In [36]:
# Load the datasets
import os.path as osp
from dataset import LiteralLinkPredDataset
import torch

DATASET = "Synthetic"

if not osp.isfile(f'data/{DATASET}/processed.pt'):
    print('Process dataset...')
    dataset = LiteralLinkPredDataset(f'data/{DATASET}')
    torch.save(dataset, f'data/{DATASET}/processed.pt')
print('Load processed dataset...')
dataset = torch.load(f'data/{DATASET}/processed.pt')

Load processed dataset...


In [37]:
# Get number of training, validation and test triples
print(f"Number of training triples: {len(dataset.df_triples_train)}")
print(f"Number of validation triples: {len(dataset.df_triples_val)}")
print(f"Number of test triples: {len(dataset.df_triples_test)}")

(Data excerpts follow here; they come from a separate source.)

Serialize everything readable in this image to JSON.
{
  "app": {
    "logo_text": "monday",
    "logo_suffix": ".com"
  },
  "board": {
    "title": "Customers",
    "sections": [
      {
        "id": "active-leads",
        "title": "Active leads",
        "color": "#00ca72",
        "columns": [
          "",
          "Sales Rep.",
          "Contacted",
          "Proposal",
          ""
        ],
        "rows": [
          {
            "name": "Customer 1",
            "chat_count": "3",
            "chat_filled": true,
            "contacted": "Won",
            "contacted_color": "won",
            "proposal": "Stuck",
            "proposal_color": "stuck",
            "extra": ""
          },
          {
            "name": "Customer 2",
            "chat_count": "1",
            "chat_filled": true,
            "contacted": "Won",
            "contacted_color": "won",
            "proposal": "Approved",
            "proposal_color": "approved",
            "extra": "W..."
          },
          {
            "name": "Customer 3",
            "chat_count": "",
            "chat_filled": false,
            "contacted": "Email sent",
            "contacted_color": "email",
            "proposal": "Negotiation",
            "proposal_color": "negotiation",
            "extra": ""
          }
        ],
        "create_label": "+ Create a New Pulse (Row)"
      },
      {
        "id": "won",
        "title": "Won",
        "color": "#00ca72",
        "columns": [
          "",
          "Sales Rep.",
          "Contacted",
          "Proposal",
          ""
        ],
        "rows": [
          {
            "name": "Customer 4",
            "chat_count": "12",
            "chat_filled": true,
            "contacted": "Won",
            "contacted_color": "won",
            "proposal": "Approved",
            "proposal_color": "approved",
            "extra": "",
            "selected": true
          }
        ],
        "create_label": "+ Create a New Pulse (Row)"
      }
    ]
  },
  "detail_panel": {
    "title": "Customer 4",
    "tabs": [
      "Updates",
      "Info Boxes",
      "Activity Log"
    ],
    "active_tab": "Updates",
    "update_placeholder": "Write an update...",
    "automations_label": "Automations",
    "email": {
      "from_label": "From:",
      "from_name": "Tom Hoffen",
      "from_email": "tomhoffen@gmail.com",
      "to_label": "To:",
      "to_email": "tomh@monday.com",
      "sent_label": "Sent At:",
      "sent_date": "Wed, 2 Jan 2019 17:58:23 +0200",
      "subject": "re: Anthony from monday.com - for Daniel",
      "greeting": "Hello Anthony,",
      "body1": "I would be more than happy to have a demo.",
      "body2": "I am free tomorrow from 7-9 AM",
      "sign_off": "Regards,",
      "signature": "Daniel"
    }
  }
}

Number of training triples: 275270
Number of validation triples: 17535
Number of test triples: 23166


In [38]:
# Get number of numerical literals that have 0 as value
print(f"Number of numerical literals that have 0 as value: {dataset.df_literals_num[dataset.df_literals_num[2] == 0].shape[0]}")
print(f"Out of {dataset.df_literals_num.shape[0]} numerical literals => {dataset.df_literals_num[dataset.df_literals_num[2] == 0].shape[0] / dataset.df_literals_num.shape[0] * 100:.2f}%")

Number of numerical literals that have 0 as value: 0
Out of 14505 numerical literals => 0.00%


In [39]:
# Load the LitWD48k numerical literals
import pandas as pd
litwd48k_num_lits = pd.read_csv('data/LitWD48k/numerical_literals_decimal.txt', sep='\t', header=None)
print(f"Number of numerical literals that have 0 as value: {litwd48k_num_lits[litwd48k_num_lits[2] == 0].shape[0]}")
print(f"Out of {litwd48k_num_lits.shape[0]} numerical literals => {litwd48k_num_lits[litwd48k_num_lits[2] == 0].shape[0] / litwd48k_num_lits.shape[0] * 100:.2f}%")

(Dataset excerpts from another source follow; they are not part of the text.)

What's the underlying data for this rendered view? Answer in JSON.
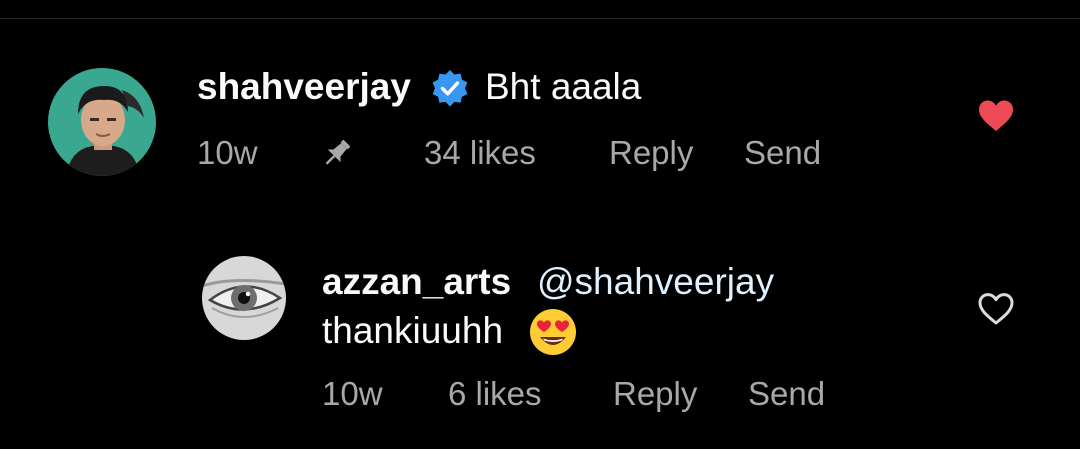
{
  "comment": {
    "username": "shahveerjay",
    "verified_icon": "verified-badge-icon",
    "text": "Bht aaala",
    "time": "10w",
    "pin_icon": "pin-icon",
    "likes": "34 likes",
    "reply_label": "Reply",
    "send_label": "Send",
    "like_icon": "heart-filled-icon",
    "liked": true,
    "like_color": "#ed4956",
    "avatar_bg": "#3aa890"
  },
  "reply": {
    "username": "azzan_arts",
    "mention": "@shahveerjay",
    "text": "thankiuuhh",
    "emoji": "😍",
    "time": "10w",
    "likes": "6 likes",
    "reply_label": "Reply",
    "send_label": "Send",
    "like_icon": "heart-outline-icon",
    "liked": false,
    "mention_color": "#e0f1ff"
  }
}
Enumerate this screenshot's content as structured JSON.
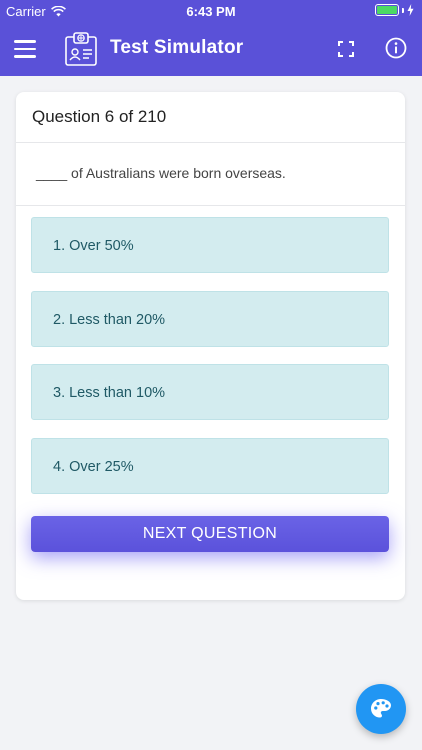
{
  "status_bar": {
    "carrier": "Carrier",
    "time": "6:43 PM",
    "battery_level": 1.0
  },
  "header": {
    "title": "Test Simulator",
    "menu_icon": "hamburger-menu-icon",
    "logo_icon": "citizenship-id-card-icon",
    "fullscreen_icon": "fullscreen-icon",
    "info_icon": "info-icon"
  },
  "question": {
    "heading": "Question 6 of 210",
    "text": "____ of Australians were born overseas."
  },
  "options": [
    {
      "label": "1. Over 50%"
    },
    {
      "label": "2. Less than 20%"
    },
    {
      "label": "3. Less than 10%"
    },
    {
      "label": "4. Over 25%"
    }
  ],
  "next_button": {
    "label": "NEXT QUESTION"
  },
  "fab": {
    "icon": "palette-icon"
  },
  "colors": {
    "primary": "#5a51d8",
    "option_bg": "#d3ecef",
    "option_text": "#1f5965",
    "fab": "#2196f3"
  }
}
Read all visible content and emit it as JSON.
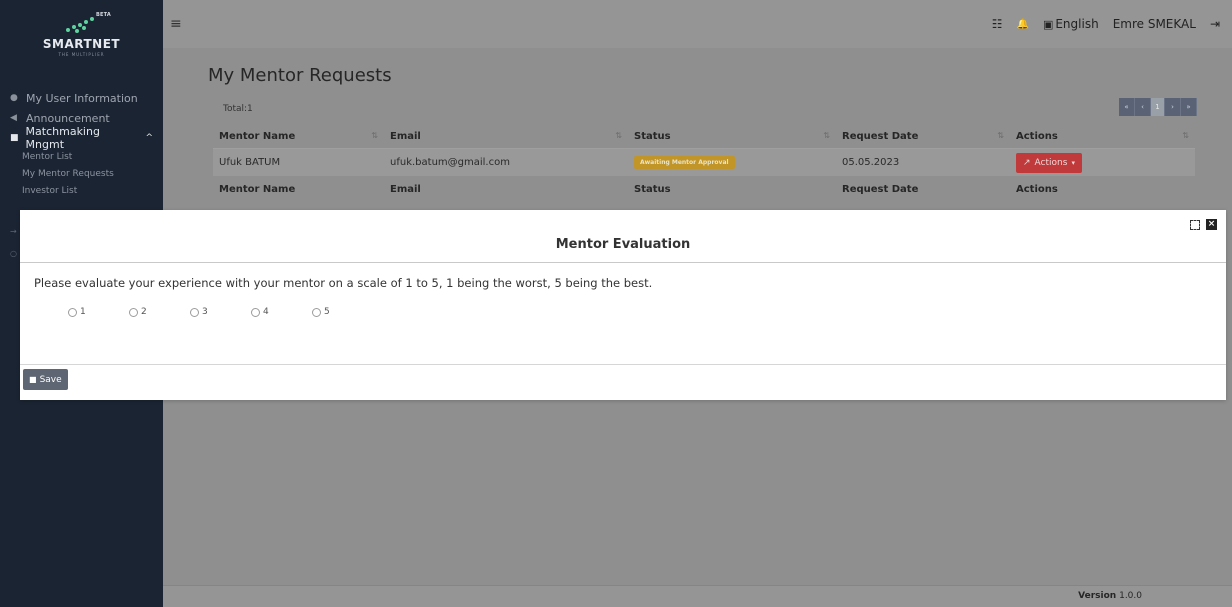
{
  "brand": {
    "beta": "BETA",
    "name": "SMARTNET",
    "tagline": "THE MULTIPLIER"
  },
  "sidebar": {
    "items": [
      {
        "label": "My User Information",
        "icon": "user-icon"
      },
      {
        "label": "Announcement",
        "icon": "megaphone-icon"
      },
      {
        "label": "Matchmaking Mngmt",
        "icon": "briefcase-icon",
        "caret": "^"
      }
    ],
    "subitems": [
      "Mentor List",
      "My Mentor Requests",
      "Investor List"
    ]
  },
  "topbar": {
    "menu_icon": "≡",
    "tasks_icon": "☷",
    "bell_icon": "🔔",
    "language": "English",
    "user": "Emre SMEKAL",
    "logout_icon": "⇥"
  },
  "page": {
    "title": "My Mentor Requests",
    "total": "Total:1",
    "pager": [
      "«",
      "‹",
      "1",
      "›",
      "»"
    ]
  },
  "table": {
    "headers": [
      "Mentor Name",
      "Email",
      "Status",
      "Request Date",
      "Actions"
    ],
    "rows": [
      {
        "mentor_name": "Ufuk BATUM",
        "email": "ufuk.batum@gmail.com",
        "status": "Awaiting Mentor Approval",
        "request_date": "05.05.2023",
        "actions": "Actions"
      }
    ],
    "status_color": "#c19527",
    "actions_color": "#c0393b"
  },
  "modal": {
    "title": "Mentor Evaluation",
    "prompt": "Please evaluate your experience with your mentor on a scale of 1 to 5, 1 being the worst, 5 being the best.",
    "options": [
      "1",
      "2",
      "3",
      "4",
      "5"
    ],
    "save_label": "Save"
  },
  "footer": {
    "version_label": "Version",
    "version": "1.0.0"
  }
}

# Print the index of the numerical literals that have 0 as value
print(litwd48k_num_lits[litwd48k_num_lits[2] == 0].index)

Number of numerical literals that have 0 as value: 2486
Out of 148707 numerical literals => 1.67%
Index([  1551,   1768,   2007,   2052,   2178,   2297,   2961,   3156,   3570,
         3591,
       ...
       148200, 148223, 148265, 148292, 148300, 148354, 148356, 148357, 148380,
       148633],
      dtype='int64', length=2486)


In [50]:
import numpy as np

# Load LitWD48K vocab
vocab_e1 = np.load("data/LitWD48K/vocab_e1", allow_pickle=True)

# Inspect the shape of the vocab
print(len(vocab_e1))

# Inspect the 4 list elements of the vocab
print(vocab_e1[3])

4
{}


In [51]:
import tqdm

def load_literals_and_attr_relations_num(self):
    # with E = number of embeddings, R = number of attributive relations, V = feature dim
    print('Start loading numerical literals: E x R')
    attr_relations_num_unique = list(self.df_literals_num[1].unique())

    print("Unique numerical attributive relations: ", len(attr_relations_num_unique))

    attr_relation_num_2_id = {attr_relations_num_unique[i]: i for i in range(len(attr_relations_num_unique))}

    # Map entities to ids
    # Drop all literals that have entities that are not in the training set
    self.df_literals_num = self.df_literals_num[self.df_literals_num[0].isin(self.entity2id.keys())]
    self.df_literals_num[0] = self.df_literals_num[0].map(self.entity2id).astype(int)
    # Map attributive relations to ids
    self.df_literals_num[1] = self.df_literals_num[1].map(attr_relation_num_2_id).astype(int)
    # Change literal values to float
    self.df_literals_num[2] = self.df_literals_num[2].astype(float)

    # Extract numerical literal feature vectors for each entity for literal values and attributive relations
    features_num = []
    features_num_attr = []
    for i in tqdm(range(len(self.entities) + 2)):
        df_i = self.df_literals_num[self.df_literals_num[0] == i]

        feature_i = torch.zeros(len(attr_relations_num_unique))
        feature_i_attr = torch.zeros(len(attr_relations_num_unique))
        for index, row in df_i.iterrows():
            # Numerical literal values: row[1] = attributive relation index, row[2] = literal value as float
            feature_i[int(row[1])] = float(row[2])

            # One-hot encoding for attributive relations
            feature_i_attr[int(row[1])] = 1

        features_num.append(feature_i)
        features_num_attr.append(feature_i_attr)
    features_num = torch.stack(features_num)
    features_num_attr = torch.stack(features_num_attr)

    # Normalize numerical literals and attributive relations
    max_lit, min_lit = torch.max(features_num, dim=0).values, torch.min(features_num, dim=0).values
    features_num = (features_num - min_lit) / (max_lit - min_lit + 1e-8)
    features_num_attr -= features_num_attr.mean(dim=0, keepdim=True)

    return features_num, features_num_attr